Petaluma OKs two flood control projects
Two significant flood control projects are moving forward in Petaluma, the latest steps in the city’s long-term quest to fortify itself against rising waters.
The Petaluma City Council on Monday authorized a $1.4 million project for a section of the city’s Capri Creek, which will bolster flood protections in the area around Sunrise Parkway and North McDowell Boulevard. The work will also include habitat improvements and the installation of educational materials.
A separate $3.1 million project authorized in July will improve protections in an area of the Petaluma River upstream of Corona Road, while also adding a riverfront stretch of bicycle and pedestrian pathway. It is the third and final phase of recent flood protection work in the area known as Denman Reach.
On the heels of the completion of a major $41.5 million floodwall project spanning north from Lakeville Street, the work is another milestone in a long-term flood control effort in Petaluma, said Dan St. John, the city’s director of public works and utilities.
“For us, it’s really the last of a number of these large, legacy projects to try to improve the watershed that contributes to the Petaluma River, and deals with environmental and flooding issues,” he said.
Paid for largely through outside grants, the Capri and Denman work is among several significant channel improvement projects Petaluma identified a decade ago as part of a wider initiative known as the Bay Area Regional Water Management Plan. The regional entity serves as a clearinghouse for awarding certain funds available for surface water-related projects in the Bay Area.
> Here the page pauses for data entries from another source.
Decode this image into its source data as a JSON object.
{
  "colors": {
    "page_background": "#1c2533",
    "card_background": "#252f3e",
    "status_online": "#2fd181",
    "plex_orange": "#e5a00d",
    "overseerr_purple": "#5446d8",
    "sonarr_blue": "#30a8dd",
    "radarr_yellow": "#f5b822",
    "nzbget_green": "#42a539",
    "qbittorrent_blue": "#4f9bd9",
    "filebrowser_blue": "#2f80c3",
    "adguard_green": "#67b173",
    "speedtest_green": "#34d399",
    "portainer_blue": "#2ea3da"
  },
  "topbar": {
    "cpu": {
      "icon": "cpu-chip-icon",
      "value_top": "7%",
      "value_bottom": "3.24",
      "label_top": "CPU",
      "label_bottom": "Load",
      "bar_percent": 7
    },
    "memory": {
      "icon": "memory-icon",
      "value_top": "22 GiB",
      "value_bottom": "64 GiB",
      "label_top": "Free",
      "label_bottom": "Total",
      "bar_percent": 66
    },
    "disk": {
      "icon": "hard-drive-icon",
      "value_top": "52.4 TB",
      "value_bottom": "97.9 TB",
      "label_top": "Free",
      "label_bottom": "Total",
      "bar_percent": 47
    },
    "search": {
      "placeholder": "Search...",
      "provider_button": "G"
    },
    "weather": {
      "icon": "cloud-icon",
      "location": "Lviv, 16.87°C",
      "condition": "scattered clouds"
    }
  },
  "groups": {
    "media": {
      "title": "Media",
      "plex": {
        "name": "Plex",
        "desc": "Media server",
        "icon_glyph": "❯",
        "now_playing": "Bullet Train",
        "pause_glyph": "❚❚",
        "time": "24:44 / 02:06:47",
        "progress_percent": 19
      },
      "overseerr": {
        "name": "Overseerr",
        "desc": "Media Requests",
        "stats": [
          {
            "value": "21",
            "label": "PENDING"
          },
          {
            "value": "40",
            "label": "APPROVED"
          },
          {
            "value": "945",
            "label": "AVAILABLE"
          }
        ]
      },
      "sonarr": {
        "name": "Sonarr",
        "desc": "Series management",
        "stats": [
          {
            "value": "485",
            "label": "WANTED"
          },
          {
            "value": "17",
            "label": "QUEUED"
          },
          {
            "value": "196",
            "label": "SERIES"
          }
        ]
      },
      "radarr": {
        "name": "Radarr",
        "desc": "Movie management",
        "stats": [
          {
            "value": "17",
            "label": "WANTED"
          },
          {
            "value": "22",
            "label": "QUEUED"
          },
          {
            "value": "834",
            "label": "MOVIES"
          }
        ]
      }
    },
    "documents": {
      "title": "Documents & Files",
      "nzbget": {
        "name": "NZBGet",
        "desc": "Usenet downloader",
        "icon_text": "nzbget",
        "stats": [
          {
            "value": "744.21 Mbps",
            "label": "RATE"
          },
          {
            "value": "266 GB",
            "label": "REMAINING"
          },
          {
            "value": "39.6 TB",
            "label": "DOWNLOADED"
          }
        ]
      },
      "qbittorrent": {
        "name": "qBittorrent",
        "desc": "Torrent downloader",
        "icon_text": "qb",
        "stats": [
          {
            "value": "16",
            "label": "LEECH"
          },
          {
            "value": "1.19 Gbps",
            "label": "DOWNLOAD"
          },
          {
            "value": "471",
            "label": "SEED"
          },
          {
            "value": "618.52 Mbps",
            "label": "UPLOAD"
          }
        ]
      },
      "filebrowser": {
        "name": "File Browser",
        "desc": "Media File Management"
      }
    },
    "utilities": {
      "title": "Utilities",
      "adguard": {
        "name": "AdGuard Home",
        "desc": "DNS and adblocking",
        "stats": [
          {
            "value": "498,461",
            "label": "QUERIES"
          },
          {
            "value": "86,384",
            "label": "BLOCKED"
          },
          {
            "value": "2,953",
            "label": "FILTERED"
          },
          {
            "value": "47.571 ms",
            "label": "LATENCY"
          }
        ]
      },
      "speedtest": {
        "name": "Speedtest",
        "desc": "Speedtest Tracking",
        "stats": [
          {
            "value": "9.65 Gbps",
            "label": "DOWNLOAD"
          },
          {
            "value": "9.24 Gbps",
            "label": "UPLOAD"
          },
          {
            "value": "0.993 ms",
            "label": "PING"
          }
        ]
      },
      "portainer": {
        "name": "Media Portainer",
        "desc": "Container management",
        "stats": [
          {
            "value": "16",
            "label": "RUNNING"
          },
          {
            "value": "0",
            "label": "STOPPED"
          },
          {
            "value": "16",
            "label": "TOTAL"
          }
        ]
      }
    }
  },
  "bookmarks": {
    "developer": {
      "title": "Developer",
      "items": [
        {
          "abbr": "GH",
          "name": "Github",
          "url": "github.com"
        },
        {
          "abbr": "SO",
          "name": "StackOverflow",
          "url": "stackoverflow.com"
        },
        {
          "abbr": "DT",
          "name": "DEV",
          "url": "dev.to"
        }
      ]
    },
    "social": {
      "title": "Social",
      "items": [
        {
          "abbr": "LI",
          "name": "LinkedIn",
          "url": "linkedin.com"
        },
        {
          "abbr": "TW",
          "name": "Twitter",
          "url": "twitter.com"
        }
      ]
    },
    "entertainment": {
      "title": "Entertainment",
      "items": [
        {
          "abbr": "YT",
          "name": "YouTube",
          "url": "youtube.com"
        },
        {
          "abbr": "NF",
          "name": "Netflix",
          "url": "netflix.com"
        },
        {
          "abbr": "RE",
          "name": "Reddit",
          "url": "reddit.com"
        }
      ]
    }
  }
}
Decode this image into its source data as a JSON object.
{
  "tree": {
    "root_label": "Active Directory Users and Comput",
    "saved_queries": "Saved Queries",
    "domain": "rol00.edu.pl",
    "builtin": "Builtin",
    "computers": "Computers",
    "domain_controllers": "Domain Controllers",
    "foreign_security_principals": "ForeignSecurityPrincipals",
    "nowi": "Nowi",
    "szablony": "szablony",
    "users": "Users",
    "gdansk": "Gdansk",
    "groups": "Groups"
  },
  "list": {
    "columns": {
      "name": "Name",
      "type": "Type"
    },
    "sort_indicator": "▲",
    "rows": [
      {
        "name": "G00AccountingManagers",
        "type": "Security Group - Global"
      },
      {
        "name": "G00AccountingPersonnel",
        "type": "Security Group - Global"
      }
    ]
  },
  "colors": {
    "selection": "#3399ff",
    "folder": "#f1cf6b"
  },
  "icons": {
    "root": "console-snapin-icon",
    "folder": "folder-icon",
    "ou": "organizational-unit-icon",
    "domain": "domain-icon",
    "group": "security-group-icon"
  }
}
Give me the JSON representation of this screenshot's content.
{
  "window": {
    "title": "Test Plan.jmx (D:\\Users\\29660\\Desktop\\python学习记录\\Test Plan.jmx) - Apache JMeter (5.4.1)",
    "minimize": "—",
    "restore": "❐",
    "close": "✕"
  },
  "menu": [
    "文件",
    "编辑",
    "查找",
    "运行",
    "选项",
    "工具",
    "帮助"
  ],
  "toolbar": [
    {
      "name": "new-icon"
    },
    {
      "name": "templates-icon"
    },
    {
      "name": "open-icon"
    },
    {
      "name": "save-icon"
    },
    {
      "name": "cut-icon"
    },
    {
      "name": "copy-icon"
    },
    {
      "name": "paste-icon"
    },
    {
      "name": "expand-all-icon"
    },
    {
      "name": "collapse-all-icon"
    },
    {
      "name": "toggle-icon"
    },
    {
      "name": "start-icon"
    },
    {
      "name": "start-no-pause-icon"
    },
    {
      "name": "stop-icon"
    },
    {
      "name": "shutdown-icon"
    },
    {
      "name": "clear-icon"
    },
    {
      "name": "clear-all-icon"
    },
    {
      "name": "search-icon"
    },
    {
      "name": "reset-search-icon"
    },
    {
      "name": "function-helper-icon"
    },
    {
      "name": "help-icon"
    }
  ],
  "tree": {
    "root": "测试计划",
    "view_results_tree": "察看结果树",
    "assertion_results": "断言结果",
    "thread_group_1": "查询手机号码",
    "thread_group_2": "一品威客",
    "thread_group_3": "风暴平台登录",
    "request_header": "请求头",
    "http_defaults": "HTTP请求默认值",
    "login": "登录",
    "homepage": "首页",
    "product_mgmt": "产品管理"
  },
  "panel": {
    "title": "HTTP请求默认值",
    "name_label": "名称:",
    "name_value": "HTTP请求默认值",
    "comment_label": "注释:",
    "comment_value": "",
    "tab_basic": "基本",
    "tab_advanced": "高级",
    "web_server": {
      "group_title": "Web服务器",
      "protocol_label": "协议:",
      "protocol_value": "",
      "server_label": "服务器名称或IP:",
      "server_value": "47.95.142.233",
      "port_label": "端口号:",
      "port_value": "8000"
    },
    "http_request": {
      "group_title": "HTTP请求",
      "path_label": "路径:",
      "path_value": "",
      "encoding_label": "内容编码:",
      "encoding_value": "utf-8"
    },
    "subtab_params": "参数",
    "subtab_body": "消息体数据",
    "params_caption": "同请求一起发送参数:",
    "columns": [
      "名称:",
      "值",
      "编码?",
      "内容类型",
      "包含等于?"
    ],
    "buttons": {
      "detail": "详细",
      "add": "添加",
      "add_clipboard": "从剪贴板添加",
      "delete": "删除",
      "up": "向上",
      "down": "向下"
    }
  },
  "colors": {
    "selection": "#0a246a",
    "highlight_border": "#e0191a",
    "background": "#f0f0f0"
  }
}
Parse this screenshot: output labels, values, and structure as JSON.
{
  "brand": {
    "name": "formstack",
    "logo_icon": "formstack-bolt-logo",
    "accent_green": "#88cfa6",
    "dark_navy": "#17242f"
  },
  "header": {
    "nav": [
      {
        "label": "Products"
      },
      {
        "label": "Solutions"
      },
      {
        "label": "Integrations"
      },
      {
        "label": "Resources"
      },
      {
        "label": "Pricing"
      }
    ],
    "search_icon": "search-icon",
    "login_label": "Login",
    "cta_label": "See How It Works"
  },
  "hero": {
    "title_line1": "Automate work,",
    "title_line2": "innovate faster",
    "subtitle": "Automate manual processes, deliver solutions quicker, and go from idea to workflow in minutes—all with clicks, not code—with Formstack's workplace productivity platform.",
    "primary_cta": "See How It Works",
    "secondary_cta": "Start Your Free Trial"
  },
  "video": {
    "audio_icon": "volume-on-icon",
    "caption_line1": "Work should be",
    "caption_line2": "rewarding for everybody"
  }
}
The work for Capri and the Denman Reach will include a reshaping of the channels to increase their capacity, a method known as terracing.
“It gives the floodwaters a place to go, so it doesn’t go up as much,” St. John said.
Past floods have caused millions of dollars of damage in Petaluma, including a storm in 1982 that cause the Petaluma River to jump its banks and inundate the homes and businesses in the city’s Payran neighborhood. The incomplete floodwall and channel improvements built to protect the neighborhood from rising waters was put to the test during a major New Year’s Eve storm in 2005.
“The flood project, quite frankly, really worked,” he said.
Yet while the project helped the Payran area escape its fate of 20 years prior, the storm still caused an estimated $56 million in damage, according to Petaluma’s most recent Floodplain Management Plan. Among the worst affected areas was the Petaluma Village Premium Outlets, in the area of the Denman Reach.
The Denman project, joining two phases already completed, will significantly improve flood control for the area, St. John said.
“Now, we’re focused up river,” he said of the city’s broader flood control work.
Both the Capri and Denman projects are expected to begin in the next several weeks, he said.
The Sonoma County Water Agency, which is helping to fund both projects, has also worked with Petaluma on major creek channel maintenance projects over the past five years, said Jon Niehaus, an agency coordinator. More than 21,000 linear feet of channels were cleared and vegetation conditions in the area improved during that time.
“What we’ve doing the last several years has really put, particularly the Petaluma area, in a pretty good position,” he said.